Perlut credits actors like Brad Pitt and George Clooney and sports figures like Brendan Ryan for helping to nudge the mustache back into the mainstream. He also attributes the resurgence to the 20-somethings who have embraced the trend.
A mustache is not permanent like a tattoo, Perlut said, adding, “It’s a simple form of expression.”
Dunavin prefers to think of his as more of a nod to the Victorian era.
“It’s a dignified, classic American look,” he said.
All of his heroes had mustaches — Albert Einstein, Mark Twain and Daniel Day Lewis. Dunavin's father and uncle have also been long-time mustache wearers.
For some it’s a trend, for others, a way of life, Dunavin said.
“For now," he says, "I have no plans of shaving.”

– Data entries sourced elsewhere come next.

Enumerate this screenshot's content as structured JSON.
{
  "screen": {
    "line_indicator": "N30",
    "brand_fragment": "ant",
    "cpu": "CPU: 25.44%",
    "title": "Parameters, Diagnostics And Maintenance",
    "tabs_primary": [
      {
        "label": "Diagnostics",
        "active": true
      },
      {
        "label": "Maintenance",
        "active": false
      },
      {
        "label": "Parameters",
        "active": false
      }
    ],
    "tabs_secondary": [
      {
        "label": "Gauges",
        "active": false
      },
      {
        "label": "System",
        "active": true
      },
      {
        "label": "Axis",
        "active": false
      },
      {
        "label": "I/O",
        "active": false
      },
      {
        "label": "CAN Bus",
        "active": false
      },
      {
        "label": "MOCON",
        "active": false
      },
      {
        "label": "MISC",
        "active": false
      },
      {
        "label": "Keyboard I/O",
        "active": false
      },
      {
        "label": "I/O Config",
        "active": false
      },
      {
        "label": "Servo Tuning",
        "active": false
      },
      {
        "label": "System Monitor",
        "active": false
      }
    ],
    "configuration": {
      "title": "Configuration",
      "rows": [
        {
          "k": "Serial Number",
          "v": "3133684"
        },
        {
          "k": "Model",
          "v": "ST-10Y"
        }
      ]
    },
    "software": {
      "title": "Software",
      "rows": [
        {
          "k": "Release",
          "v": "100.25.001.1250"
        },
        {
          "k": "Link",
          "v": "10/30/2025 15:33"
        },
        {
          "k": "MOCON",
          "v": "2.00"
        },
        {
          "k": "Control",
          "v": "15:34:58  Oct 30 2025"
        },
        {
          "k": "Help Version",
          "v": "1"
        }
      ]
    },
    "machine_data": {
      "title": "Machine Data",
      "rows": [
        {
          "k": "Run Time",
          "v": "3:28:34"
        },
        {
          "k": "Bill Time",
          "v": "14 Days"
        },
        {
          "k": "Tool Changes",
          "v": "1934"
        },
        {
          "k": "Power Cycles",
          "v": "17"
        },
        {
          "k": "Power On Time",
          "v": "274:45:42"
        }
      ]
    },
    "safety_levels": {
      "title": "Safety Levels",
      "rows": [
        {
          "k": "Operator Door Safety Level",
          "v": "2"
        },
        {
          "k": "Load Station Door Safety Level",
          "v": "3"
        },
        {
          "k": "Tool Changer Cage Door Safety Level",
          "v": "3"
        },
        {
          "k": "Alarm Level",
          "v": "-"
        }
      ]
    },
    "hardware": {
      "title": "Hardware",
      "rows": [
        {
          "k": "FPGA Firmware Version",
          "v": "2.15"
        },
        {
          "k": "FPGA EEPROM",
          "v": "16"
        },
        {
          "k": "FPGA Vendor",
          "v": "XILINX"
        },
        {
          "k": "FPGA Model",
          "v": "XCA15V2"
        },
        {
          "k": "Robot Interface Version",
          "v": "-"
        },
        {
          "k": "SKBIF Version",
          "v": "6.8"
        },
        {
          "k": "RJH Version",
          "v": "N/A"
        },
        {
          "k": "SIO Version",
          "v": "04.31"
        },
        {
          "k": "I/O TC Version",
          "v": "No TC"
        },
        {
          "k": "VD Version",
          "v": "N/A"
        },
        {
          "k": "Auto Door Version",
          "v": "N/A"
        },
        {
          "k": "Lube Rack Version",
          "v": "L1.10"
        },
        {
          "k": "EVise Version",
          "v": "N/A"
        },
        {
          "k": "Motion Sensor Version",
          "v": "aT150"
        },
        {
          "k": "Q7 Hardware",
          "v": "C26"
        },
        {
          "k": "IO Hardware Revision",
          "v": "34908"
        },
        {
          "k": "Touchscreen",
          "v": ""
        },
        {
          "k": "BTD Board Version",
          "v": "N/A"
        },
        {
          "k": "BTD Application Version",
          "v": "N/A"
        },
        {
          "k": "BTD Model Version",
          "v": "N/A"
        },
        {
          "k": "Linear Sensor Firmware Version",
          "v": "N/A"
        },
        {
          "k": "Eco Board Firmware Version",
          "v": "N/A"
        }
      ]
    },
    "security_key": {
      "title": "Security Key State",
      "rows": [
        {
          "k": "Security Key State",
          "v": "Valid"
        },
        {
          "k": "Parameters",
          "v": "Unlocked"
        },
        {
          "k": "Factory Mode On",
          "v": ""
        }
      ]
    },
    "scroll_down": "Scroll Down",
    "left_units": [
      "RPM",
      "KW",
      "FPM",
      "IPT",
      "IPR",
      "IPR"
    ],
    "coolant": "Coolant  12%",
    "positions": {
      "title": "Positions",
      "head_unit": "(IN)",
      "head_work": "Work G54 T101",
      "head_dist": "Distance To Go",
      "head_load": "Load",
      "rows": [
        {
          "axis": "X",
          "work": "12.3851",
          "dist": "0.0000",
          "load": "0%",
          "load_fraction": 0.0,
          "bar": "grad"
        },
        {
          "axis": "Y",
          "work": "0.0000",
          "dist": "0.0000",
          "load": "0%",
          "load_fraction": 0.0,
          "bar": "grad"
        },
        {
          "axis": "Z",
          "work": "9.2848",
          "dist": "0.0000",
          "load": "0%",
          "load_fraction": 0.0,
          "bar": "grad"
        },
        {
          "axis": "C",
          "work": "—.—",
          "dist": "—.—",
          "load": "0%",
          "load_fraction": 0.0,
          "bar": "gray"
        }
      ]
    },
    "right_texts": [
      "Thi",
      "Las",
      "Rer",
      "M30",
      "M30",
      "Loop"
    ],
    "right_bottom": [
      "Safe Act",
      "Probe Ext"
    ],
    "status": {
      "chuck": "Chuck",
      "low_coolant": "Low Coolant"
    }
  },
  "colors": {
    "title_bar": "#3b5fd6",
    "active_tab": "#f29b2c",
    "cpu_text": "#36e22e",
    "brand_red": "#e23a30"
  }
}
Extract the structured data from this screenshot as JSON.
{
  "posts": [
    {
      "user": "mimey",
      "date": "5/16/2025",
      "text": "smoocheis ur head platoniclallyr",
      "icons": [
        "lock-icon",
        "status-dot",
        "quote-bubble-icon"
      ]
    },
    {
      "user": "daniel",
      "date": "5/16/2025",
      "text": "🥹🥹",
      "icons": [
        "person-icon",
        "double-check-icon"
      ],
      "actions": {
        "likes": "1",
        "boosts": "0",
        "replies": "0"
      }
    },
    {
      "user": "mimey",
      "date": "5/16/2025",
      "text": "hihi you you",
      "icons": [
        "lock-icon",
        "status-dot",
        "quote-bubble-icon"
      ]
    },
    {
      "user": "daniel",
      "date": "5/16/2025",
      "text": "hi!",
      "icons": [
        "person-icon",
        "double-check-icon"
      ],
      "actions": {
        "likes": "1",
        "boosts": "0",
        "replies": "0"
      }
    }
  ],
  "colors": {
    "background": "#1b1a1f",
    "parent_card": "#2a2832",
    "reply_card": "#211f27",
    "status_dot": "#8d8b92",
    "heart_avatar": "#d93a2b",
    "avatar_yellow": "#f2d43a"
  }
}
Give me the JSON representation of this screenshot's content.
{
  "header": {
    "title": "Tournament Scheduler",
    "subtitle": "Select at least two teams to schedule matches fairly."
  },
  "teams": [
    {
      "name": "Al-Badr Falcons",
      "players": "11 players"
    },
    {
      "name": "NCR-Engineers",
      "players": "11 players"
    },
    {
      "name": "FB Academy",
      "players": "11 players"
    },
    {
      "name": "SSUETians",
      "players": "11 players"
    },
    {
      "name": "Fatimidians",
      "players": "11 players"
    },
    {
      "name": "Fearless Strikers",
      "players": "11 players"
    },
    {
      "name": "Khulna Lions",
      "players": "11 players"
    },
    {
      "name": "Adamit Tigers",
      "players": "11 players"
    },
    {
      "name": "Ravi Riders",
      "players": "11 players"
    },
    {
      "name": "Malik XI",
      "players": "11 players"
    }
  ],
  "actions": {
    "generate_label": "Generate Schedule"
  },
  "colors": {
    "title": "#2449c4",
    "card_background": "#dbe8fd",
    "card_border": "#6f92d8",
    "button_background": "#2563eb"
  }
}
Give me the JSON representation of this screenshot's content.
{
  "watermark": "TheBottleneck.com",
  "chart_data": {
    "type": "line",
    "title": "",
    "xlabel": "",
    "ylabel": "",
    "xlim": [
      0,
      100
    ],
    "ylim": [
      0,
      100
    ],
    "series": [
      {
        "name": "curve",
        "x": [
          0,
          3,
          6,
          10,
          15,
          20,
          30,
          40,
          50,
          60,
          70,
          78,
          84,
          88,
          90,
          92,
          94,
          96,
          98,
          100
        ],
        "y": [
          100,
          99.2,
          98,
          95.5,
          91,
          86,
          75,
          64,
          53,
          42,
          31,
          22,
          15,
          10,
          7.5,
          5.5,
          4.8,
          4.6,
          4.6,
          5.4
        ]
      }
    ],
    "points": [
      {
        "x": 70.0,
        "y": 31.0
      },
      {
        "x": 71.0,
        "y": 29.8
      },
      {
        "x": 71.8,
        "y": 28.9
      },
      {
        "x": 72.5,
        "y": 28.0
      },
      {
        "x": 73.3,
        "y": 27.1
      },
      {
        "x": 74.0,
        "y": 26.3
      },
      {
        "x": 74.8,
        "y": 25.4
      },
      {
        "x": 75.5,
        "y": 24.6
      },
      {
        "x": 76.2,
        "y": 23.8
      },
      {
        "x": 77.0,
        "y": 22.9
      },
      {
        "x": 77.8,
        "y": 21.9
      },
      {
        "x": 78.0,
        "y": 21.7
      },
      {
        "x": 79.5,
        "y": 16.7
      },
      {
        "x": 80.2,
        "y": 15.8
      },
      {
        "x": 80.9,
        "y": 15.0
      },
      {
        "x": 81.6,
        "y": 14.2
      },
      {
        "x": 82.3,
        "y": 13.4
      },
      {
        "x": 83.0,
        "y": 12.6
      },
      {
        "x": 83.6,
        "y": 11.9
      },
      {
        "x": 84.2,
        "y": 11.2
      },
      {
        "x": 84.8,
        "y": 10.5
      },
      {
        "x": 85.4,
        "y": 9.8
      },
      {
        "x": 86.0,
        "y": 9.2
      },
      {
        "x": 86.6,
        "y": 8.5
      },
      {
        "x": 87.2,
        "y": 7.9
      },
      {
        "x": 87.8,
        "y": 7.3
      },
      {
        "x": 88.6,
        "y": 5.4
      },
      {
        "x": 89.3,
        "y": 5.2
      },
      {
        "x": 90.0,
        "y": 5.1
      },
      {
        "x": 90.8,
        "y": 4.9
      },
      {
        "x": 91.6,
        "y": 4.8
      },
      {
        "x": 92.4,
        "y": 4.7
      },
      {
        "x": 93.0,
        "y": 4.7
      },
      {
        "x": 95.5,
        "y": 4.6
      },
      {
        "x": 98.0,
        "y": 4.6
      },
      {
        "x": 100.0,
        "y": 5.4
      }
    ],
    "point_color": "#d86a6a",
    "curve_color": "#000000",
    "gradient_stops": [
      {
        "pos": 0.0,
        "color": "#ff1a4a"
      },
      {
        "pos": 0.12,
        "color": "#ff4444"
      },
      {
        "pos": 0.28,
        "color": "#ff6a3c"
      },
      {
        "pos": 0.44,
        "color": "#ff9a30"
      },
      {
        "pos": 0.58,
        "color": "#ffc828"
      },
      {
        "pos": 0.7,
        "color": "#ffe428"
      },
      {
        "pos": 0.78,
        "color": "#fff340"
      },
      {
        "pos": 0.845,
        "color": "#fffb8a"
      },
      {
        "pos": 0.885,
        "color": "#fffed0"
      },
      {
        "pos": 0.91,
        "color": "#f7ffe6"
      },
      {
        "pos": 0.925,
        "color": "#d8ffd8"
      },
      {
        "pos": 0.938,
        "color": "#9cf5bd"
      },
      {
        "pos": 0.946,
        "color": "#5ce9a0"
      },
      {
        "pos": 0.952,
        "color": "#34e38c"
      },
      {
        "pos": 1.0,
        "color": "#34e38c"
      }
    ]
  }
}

At MU, veterinary students hosted an event Nov. 18 to raise money for cancer by growing mustaches.
Mustaches on St. Louis Cardinals baseball players last season inspired MU seniors Elliot Hasse and Drew Roper to grow them.
Roper, 23, said it gave him an excuse, "If they can do it, I can do it."
Hasse, 23, has what he calls a Chevron-style mustache, where the hair grows down his face just slightly, near the corners of his mouth.
The two men, who run a custom T-shirt company called RadTankTops.com that features three mustache-inspired designs, said they occasionally get strange looks, but they shrug them off.
On Wednesday, Hasse and Roper will host a mustache party with proceeds to benefit prostate and testicular cancer as part of the global Movember movement.
Everyone will get an “I love Mustaches” T-shirt, and there will be a best mustache contest, Hasse said. Attendees who do not have a natural mustache will be given a fake one.
For the past four years, the mustache institute has sponsored the 'Stache Bash, an event celebrating mustached Americans. It also raises money for St. Louis Challenger Baseball, a league for kids and adults with disabilities.
On a slightly smaller scale, Lena Piazza-Leman of Columbia is taking her own measures to spread support for mustaches.
She and her best friend, who lives in North Carolina, have established their own "mustache day" on the third day of each month.
It started with a teaching assistant at an academic summer program the girls attended.
"He had the most luscious mustache," Piazza-Leman said. "It became an inside joke and just went from there."
They have made buttons and T-shirts promoting the mustache, and they have even created their own lingo.
A "jerkystache," is a bad mustache.
A "fake idol," is when a person wears a beard with their mustache.
On mustache day, Piazza-Leman wears a homemade 'stache support shirt and attaches a sign to her bike promoting mustaches.
"It's fun to see people's reactions," she says. "I think they appreciate it, but we're still working on spreading the word."
She says to successfully wear a mustache, the person must embrace it and must have fun with it.
"It's the purest form of randomness, really," she said.